De eerste helft van de jaren tachtig werd Nederland – ons land niet alleen, trouwens – ook al geteisterd door radicale bezuinigingen door de overheid. Daarbij werden gemeentebesturen via het Gemeentefonds nog eens onevenredig hard aangepakt. Het is en blijft de verdienste aan de toenmalige hoofddirecteur van de VNG, oud-Kamerlid Ed Berg, dat uit deze nood een bestuursakkoord voortkwam, waarbij vaste normen van evenredigheid voor bezuiniging of verruiming van het Gemeentefonds werden overeengekomen.

Op het stedelijk bestuur in Nederland hadden de bezuinigingen ook niet louter nadelige effecten. Het welzijnswerk werd weliswaar zo ongeveer met de grond gelijk gemaakt; daar moest later veel worden hersteld. In het fysieke domein werd echter van de nood een deugd gemaakt. Stedelijke besturen stonden al enige tijd voor de noodzaak hun verkommerende woon- en werkwijken rond de stadskern (soms zelfs die kern zelf) grondig aan te pakken. Daar heerste immers de verloedering: woningen waren verouderd; fabrieksgebouwen stonden leeg.

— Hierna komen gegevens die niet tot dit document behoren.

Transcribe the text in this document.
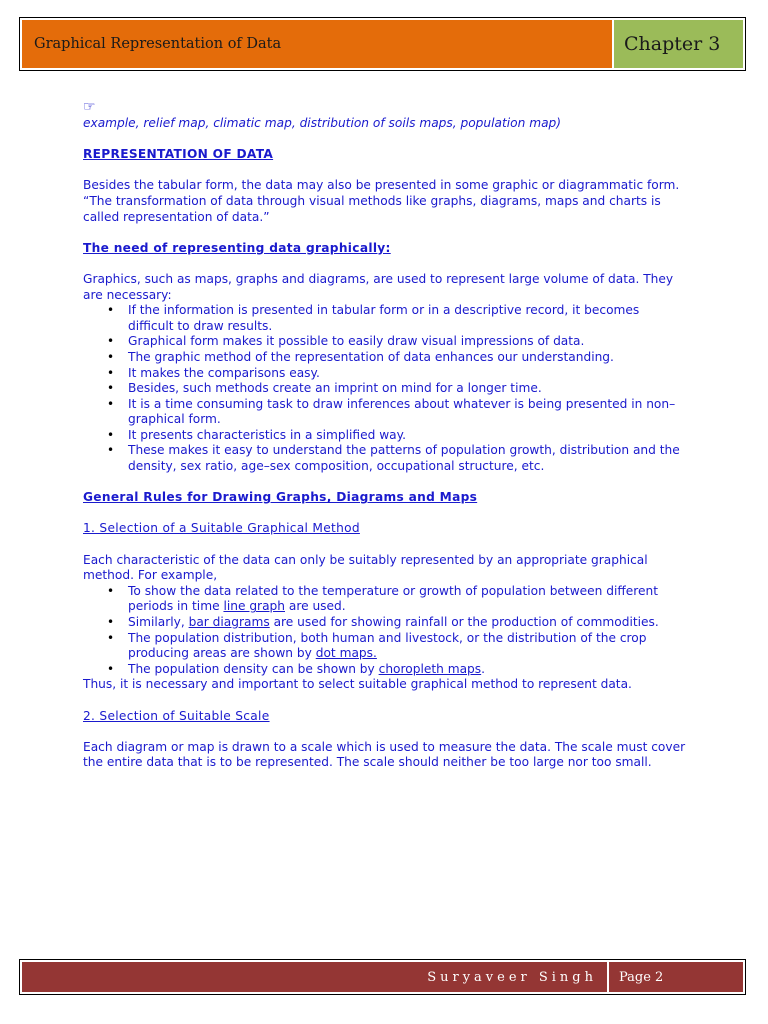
Graphical Representation of Data	Chapter 3
☞

example, relief map, climatic map, distribution of soils maps, population map)

REPRESENTATION OF DATA

Besides the tabular form, the data may also be presented in some graphic or diagrammatic form.

“The transformation of data through visual methods like graphs, diagrams, maps and charts is called representation of data.”

The need of representing data graphically:

Graphics, such as maps, graphs and diagrams, are used to represent large volume of data. They are necessary:

• If the information is presented in tabular form or in a descriptive record, it becomes difficult to draw results.
• Graphical form makes it possible to easily draw visual impressions of data.
• The graphic method of the representation of data enhances our understanding.
• It makes the comparisons easy.
• Besides, such methods create an imprint on mind for a longer time.
• It is a time consuming task to draw inferences about whatever is being presented in non–graphical form.
• It presents characteristics in a simplified way.
• These makes it easy to understand the patterns of population growth, distribution and the density, sex ratio, age–sex composition, occupational structure, etc.

General Rules for Drawing Graphs, Diagrams and Maps

1. Selection of a Suitable Graphical Method

Each characteristic of the data can only be suitably represented by an appropriate graphical method. For example,

• To show the data related to the temperature or growth of population between different periods in time line graph are used.
• Similarly, bar diagrams are used for showing rainfall or the production of commodities.
• The population distribution, both human and livestock, or the distribution of the crop producing areas are shown by dot maps.
• The population density can be shown by choropleth maps.

Thus, it is necessary and important to select suitable graphical method to represent data.

2. Selection of Suitable Scale

Each diagram or map is drawn to a scale which is used to measure the data. The scale must cover the entire data that is to be represented. The scale should neither be too large nor too small.

Suryaveer Singh Page 2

Gelet op de rijksbezuinigingen was er geen denken aan het herstel van de stad te financieren met louter overheidsmiddelen. Dat bleek ook niet nodig. Wethouders wisten bondgenootschappen te ontwikkelen met private partijen in ‘publiek-private samenwerking’. Daardoor kon er in stedelijke vernieuwing worden geïnvesteerd. Ironie: de meesten van deze wethouders waren lid van de PvdA, maar dat hinderde hen niet samen met ondernemers in bouw en projectontwikkeling aan de slag te gaan. Het leverde hen eind jaren tachtig wel het verwijt op van ‘omgang met verkeerde vrienden’, ‘megalomanie’ en het bouwen van ‘Manhattens’, gelet op de introductie van echte hoogbouw. Niettemin zijn veel steden, van Amersfoort tot ’s Hertogenbosch en van Maastricht tot Groningen en Zwolle, in de jaren negentig sterk opgeknapt. Rotterdam heeft er zelfs zijn ‘tweede wederopbouw’ aan te danken.

Toch was het zeker niet alleen stedelijk bestuursingrijpen dat de doorslag gaf. Steden profiteerden ook van een economisch herstel dat geheel ongepland was. Vooral de grotere steden bleken vanaf de jaren tachtig grote aantrekkingskracht uit te oefenen op particuliere ondernemingen die terugkeerden naar de stad. De nieuwe ‘creative industry’, met zijn toepassingsgebieden van ICT, design en een grote variëteit aan kunstzinnige productie, trok evenzeer naar de stad, liefst de grote stad. Amsterdam dat bezig was geweest weg te zakken naar minder dan 600.000 inwoners zag zijn inwonertal weer stelselmatig stijgen. Want, zo bleek: niet alleen bedrijven keerden in de stad terug, ook burgers beëindigden hun neiging buiten te gaan wonen. Een studie van de economen Henri de Groot, Coen Teulings en anderen voor het Centraal Planbureau1) laat deze ontwikkeling uitstekend zien, aan de hand van sterk gestegen grondprijzen in de steden.

Daar blijkt trouwens nog iets uit. De hernieuwde aantrekkingskracht van de stad komt niet alleen voort uit de grote economische activiteit, maar ook door de aanwezigheid van belangrijke culturele trekkers, zoals musea, theater-accommodaties en muziekcentra. Stadscentra knappen onder andere sterk op van culturele ‘trekkers’. Radicale bezuinigingen op cultuur kunnen de stedelijke economie dus zwaar beschadigen.

Het ziet ernaar uit dat de economische cyclus ten gunste van de stad – vooral de publiek-private samenwerking – voorlopig is uitgewerkt. Dankzij de gevolgen van de bankencrisis komen projectontwikkelaars nauwelijks aan geld; dankzij fiscale aanslagen en onderlinge bijstand zijn ook woningcorporaties terughoudend met investeren. Er is ten slotte veel leegstand, vooral van winkels en kantoren. Het stedelijk bestuur zal meer zelf moeten doen.

De stad wordt echter opnieuw geconfronteerd met zware rijksbezuinigingen. Die begeleiden enorme decentralisaties in het sociale domein. Daar heb ik eerder al aandacht voor gevraagd, evenals voor de eigenaardige wijze waarop deze decentralisatie wordt georganiseerd 2). Het ziet ernaar uit dat de politieke energie van stadsbestuurders de komende tien jaar vooral uit zal moeten gaan naar het sociale domein.

Dat is op zichzelf niet erg. Decentralisatie kan bijdragen aan meer eigen initiatief en participatie door inwoners zelf en aan effectiever gebruik van de waarborgen van de sociale rechtsstaat. Tegelijkertijd moet er rekening mee worden gehouden dat daarvoor meer eigen middelen van het gemeentebestuur moeten worden gebruikt, ten koste van investeringsmiddelen. Wie grootse visioenen had voor verdere stedelijke vernieuwing, zal het voorlopig even heel rustig aan moeten doen. Des te meer reden om niet ook nog eens de culturele activiteit van de stad kapot te bezuinigen.


1) Henri de Groot, Gerard Marlet, Coen Teulings, Wouter Vermeulen, Stad en land, Den Haag: Centraal Planbureau, 2011.

2) Zie de columns van 25 januari, 14 juni en 28 juni 2013.